Ferner sei nicht entscheidungserheblich, ob der Entschluss des Gesetzgebers, in Abschnitt I Nr. 1 Buchst. e) der Anlage Teil D zum VAG a.F. von einer Pflicht zum Einzelausweis bei einer Lebens- und Berufsunfähigkeits-Zusatzversicherung abzusehen und gem. § 5a Abs. 1 Satz 1, Abs. 2 Satz 1 VVG a.F. einen von dieser Prämienaufschlüsselung unabhängigen Beginn der Widerspruchsfrist zu bestimmen, im Einklang mit Art. 31 Abs. 1 der Richtlinie 92/96/EWG des Rates vom 10. November 1992 steht. Dies begründete der Senat damit, dass § 10a VAG a.F. i.V.m. Abschnitt I Nr. 1 Buchst. e) der Anlage Teil D einer von seinem eindeutigen Regelungsgehalt abweichenden richtlinienkonformen Auslegung nicht zugänglich sei (vgl. BGHZ 215, 126). Zwar bestehe grundsätzlich die Verpflichtung, innerstaatliches Recht so weit wie möglich anhand des Wortlauts und des Zwecks der Richtlinie auszulegen, um das in ihr festgelegte Ziel zu erreichen (vgl. EuGH GRUR 2016, 1307). Die Verpflichtung des nationalen Richters finde ihre Grenzen allerdings in den allgemeinen Rechtsgrundsätzen und dürfe nicht als Grundlage für eine Auslegung des nationalen Rechts contra legem dienen (EuGH ZIP 2019, 1802; NZA 2012, 139). Im vorliegenden Fall spreche der Wortlaut des Abschnitts I Nr. 1 Buchst. e) der Anlage Teil D zu § 10a VAG a.F. eindeutig für die gesetzgeberische Intention der Ausnahme von der Pflicht zum Einzelausweis. Auch die bewusste Entscheidung, die ursprünglich vorgesehene Informationspflicht nicht in das VAG zu übernehmen, spreche dafür, dass die Regelung nicht planwidrig unvollständig sei. Der damit zum Ausdruck gebrachte eindeutige Wille des Gesetzgebers sei demnach bindend und dürfe nicht im Wege richtlinienkonformer Auslegung oder Rechtsfortbildung geändert werden (vgl. BGHZ 215, 126).
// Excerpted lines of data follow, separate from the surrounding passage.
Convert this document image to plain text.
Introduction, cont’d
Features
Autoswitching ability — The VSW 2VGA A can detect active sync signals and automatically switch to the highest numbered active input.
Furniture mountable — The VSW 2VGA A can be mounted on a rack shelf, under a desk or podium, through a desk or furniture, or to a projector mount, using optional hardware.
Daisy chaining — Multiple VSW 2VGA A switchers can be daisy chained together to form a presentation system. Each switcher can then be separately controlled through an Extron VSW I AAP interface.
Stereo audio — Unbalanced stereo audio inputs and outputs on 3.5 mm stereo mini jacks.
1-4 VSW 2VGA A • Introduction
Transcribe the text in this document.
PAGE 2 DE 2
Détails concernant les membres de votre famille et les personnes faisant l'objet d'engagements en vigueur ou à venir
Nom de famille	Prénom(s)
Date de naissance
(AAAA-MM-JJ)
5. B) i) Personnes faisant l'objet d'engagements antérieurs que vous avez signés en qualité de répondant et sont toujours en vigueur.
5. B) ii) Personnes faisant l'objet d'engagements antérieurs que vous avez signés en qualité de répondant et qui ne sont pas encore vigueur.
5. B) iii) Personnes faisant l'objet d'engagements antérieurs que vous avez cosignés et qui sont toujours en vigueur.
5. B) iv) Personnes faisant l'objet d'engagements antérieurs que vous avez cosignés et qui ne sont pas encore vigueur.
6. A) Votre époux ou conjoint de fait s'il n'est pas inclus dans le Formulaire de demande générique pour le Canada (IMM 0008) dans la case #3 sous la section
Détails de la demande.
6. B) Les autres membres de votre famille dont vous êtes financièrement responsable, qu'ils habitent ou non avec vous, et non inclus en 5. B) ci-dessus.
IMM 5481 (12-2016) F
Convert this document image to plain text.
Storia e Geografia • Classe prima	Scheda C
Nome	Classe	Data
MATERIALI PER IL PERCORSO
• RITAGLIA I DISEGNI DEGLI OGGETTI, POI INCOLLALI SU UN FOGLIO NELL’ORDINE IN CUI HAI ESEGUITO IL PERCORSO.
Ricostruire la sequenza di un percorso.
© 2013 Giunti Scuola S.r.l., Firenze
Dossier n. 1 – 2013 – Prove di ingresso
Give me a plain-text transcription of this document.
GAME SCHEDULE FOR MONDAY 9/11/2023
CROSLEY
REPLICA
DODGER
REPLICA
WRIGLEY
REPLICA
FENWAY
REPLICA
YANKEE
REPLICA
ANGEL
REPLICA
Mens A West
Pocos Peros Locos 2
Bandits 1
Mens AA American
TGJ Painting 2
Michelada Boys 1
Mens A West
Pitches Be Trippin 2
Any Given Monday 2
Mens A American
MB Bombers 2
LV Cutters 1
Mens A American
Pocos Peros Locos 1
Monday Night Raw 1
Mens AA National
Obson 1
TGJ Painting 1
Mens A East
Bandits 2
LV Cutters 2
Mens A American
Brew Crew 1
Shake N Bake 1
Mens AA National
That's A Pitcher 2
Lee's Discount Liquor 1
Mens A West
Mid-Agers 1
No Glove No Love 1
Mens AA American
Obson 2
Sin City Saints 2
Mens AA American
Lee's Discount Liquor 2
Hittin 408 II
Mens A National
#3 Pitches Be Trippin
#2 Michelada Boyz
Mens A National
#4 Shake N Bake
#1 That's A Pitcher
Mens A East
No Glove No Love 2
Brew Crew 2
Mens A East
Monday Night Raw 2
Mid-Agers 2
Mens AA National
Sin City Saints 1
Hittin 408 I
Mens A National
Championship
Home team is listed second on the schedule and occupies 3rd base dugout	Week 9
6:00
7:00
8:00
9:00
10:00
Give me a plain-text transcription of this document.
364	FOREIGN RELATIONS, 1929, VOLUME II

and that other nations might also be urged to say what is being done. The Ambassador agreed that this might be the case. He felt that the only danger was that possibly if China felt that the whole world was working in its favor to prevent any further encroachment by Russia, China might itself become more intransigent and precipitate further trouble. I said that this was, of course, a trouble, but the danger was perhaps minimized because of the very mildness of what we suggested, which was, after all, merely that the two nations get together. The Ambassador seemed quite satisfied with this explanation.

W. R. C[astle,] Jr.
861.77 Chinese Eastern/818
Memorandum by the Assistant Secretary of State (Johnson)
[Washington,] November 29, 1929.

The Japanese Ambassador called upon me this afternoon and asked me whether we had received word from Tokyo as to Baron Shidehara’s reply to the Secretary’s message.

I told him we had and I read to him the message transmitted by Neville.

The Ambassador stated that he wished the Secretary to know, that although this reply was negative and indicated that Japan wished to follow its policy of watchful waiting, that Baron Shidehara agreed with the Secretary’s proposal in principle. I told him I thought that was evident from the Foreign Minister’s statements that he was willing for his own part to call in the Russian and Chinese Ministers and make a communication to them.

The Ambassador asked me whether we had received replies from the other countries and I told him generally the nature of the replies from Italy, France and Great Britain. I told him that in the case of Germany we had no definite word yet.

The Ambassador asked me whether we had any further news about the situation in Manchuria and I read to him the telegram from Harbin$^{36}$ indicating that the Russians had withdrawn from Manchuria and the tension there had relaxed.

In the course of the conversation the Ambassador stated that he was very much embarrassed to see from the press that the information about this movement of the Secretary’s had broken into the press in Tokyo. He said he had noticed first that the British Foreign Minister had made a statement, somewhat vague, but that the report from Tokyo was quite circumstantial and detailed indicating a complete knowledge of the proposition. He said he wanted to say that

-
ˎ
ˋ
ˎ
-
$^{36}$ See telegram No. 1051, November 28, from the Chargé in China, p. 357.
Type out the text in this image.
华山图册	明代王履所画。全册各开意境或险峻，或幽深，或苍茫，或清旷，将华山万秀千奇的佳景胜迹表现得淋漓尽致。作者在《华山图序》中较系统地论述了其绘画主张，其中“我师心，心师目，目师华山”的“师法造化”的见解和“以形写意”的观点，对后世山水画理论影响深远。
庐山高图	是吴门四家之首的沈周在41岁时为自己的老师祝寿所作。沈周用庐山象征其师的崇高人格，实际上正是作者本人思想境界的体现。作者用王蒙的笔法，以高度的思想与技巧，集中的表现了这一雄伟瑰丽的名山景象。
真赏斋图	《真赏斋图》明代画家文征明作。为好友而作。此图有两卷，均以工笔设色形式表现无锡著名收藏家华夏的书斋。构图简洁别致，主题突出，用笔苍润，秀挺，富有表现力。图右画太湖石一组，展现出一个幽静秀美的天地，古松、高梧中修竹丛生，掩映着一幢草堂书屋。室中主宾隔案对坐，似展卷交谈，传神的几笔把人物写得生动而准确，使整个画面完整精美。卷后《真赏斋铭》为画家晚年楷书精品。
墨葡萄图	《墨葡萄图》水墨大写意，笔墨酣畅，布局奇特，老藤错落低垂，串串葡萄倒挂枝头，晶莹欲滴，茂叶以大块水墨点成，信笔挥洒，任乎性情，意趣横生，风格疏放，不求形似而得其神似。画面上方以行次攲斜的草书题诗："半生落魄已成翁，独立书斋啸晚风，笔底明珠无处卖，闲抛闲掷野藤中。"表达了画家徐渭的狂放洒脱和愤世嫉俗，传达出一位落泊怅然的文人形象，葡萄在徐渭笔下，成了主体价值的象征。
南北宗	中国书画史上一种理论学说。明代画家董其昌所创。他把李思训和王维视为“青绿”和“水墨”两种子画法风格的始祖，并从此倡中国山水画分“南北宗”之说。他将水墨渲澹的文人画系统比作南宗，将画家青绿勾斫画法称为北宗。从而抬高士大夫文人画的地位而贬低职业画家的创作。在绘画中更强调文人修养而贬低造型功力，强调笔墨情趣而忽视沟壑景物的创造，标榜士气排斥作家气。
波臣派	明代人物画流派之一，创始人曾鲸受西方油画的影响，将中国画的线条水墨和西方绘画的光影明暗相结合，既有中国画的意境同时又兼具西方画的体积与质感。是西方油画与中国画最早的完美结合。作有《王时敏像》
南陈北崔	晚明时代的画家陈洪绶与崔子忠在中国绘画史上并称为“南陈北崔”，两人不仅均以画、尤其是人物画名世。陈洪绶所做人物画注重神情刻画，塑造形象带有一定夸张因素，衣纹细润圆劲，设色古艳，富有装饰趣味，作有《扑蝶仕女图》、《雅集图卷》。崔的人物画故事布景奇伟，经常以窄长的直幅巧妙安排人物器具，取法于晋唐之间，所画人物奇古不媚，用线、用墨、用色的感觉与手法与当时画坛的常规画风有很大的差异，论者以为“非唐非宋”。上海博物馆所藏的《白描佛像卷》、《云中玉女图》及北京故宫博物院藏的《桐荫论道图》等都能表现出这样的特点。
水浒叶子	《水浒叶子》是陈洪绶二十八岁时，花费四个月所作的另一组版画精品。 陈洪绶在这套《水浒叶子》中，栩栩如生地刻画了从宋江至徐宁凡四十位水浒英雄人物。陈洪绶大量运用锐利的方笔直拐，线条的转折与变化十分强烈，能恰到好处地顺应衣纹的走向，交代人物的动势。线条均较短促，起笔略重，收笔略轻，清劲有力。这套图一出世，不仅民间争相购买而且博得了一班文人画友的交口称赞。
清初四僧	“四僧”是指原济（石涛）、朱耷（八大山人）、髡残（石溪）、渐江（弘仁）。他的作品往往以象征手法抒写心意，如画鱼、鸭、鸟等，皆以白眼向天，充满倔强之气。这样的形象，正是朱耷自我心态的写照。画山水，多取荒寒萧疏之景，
Es komme letztlich auch nicht darauf an, ob das Policenmodell mit den Lebensversicherungsrichtlinien unvereinbar ist. Auch im Falle einer unterstellten Gemeinschaftswidrigkeit des Policenmodells sei es dem ordnungsgemäß über sein Widerspruchsrecht belehrten Kläger nach Treu und Glauben wegen widersprüchlicher Rechtsausübung verwehrt, sich nach zwölf Jahre langer Vertragslaufzeit auf dessen angebliche Unwirksamkeit zu berufen und daraus Bereicherungsansprüche abzuleiten. Die jahrelangen Prämienzahlungen hätten für den Kläger erkennbar bei der Beklagten ein schutzwürdiges Vertrauen in den Bestand des Vertrages begründet (zu den Maßstäben BGH VersR 2014, 1065).

Durch die Ablehnung einer gesonderten Prämienausweispflicht nach § 10a VAG a.F. i.V.m. Abschnitt I Nr. 3 Buchst. e) Teil D folgt der BGH der herrschenden Ansicht in Rechtsprechung und Literatur, welche annimmt, dass eine Lebensversicherung mit eingeschlossener Berufsunfähigkeits-Zusatzversicherung die Voraussetzungen zweier selbständiger Versicherungsverträge nicht erfüllt. Dies ist mit Blick auf die Vertragspraxis der Versicherer und die historische Entwicklung der Berufsunfähigkeitsversicherung begrüßenswert. 

Des Weiteren bleibt der Senat seinen Maßstäben zu den Grenzen richtlinienkonformer Auslegung nationalen Rechts treu. Die Ablehnung einer solchen Auslegung oder Rechtsfortbildung des § 10a VAG a.F. erscheint vor dem Hintergrund des eindeutigen Wortlauts geboten, um das Regelungsziel des Gesetzgebers nicht zu verfehlen.